Anita Augspurg in ihrem Münchner Wohnhaus

Für die Nationalsozialisten ist das Atelier Elvira mit seiner einzigartigen Jugendstil-Fassade nichts anderes als Entartete Kunst. Der Jugenstildrache musste auf Anordnung der Nationalsozialisten herausgehauen werden, die Löcher wurden ausgefüllt und das lila-grüne Haus sollte unauffällig gestrichen werden. Da jedoch der neue Putz eine andere Saugfähigkeit hatte als der alte, schimmerte der Drache viele Jahre als geisterhafter Silhouette an der Fassade durch.
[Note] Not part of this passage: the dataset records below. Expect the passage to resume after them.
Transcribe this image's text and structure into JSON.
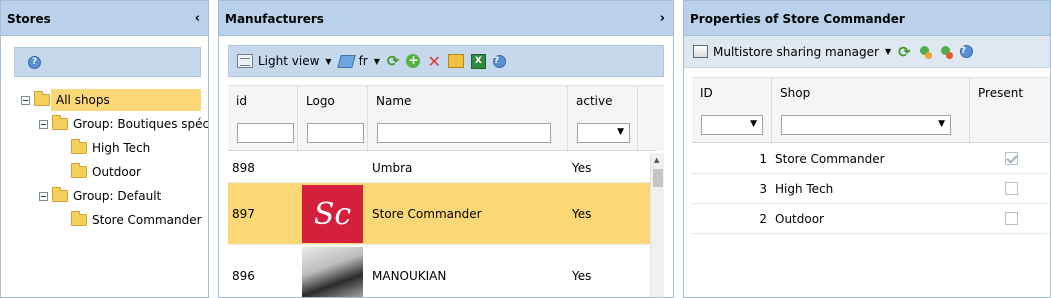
{
  "stores": {
    "title": "Stores",
    "collapse_glyph": "‹",
    "tree": [
      {
        "label": "All shops",
        "level": 0,
        "toggle": true,
        "selected": true
      },
      {
        "label": "Group: Boutiques spécia",
        "level": 1,
        "toggle": true,
        "selected": false
      },
      {
        "label": "High Tech",
        "level": 2,
        "toggle": false,
        "selected": false
      },
      {
        "label": "Outdoor",
        "level": 2,
        "toggle": false,
        "selected": false
      },
      {
        "label": "Group: Default",
        "level": 1,
        "toggle": true,
        "selected": false
      },
      {
        "label": "Store Commander",
        "level": 2,
        "toggle": false,
        "selected": false
      }
    ]
  },
  "manufacturers": {
    "title": "Manufacturers",
    "expand_glyph": "›",
    "toolbar": {
      "view_label": "Light view",
      "lang_label": "fr"
    },
    "columns": {
      "id": "id",
      "logo": "Logo",
      "name": "Name",
      "active": "active"
    },
    "rows": [
      {
        "id": "898",
        "name": "Umbra",
        "active": "Yes",
        "logo": "none",
        "selected": false
      },
      {
        "id": "897",
        "name": "Store Commander",
        "active": "Yes",
        "logo": "sc",
        "logo_text": "Sc",
        "selected": true
      },
      {
        "id": "896",
        "name": "MANOUKIAN",
        "active": "Yes",
        "logo": "photo",
        "selected": false
      }
    ]
  },
  "properties": {
    "title": "Properties of Store Commander",
    "toolbar": {
      "multistore_label": "Multistore sharing manager"
    },
    "columns": {
      "id": "ID",
      "shop": "Shop",
      "present": "Present"
    },
    "rows": [
      {
        "id": "1",
        "shop": "Store Commander",
        "present": true
      },
      {
        "id": "3",
        "shop": "High Tech",
        "present": false
      },
      {
        "id": "2",
        "shop": "Outdoor",
        "present": false
      }
    ]
  },
  "colors": {
    "header_bg": "#b9d1ea",
    "selection": "#fbd776",
    "sc_brand": "#d41f3d"
  }
}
Im April 1944 zerstörte ein Fliegerangriff das Atelier völlig. Die einstige Keimzelle der Frauenbewegung in München ist ausgelöscht und damit auch der größte Teil der Erinnerung an sie. Bis heute sucht man vergeblich nach einer würdigenden Erinnerungstafel. Einzig der Sophia-Goudstikker-Park, die Anita-Augspurg-Allee und -Straße erinnern in München an die einmaligen, berühmten Gründerinnen des Hof-Ateliers Elvira, die für Frauen heute so viel möglich gemacht haben.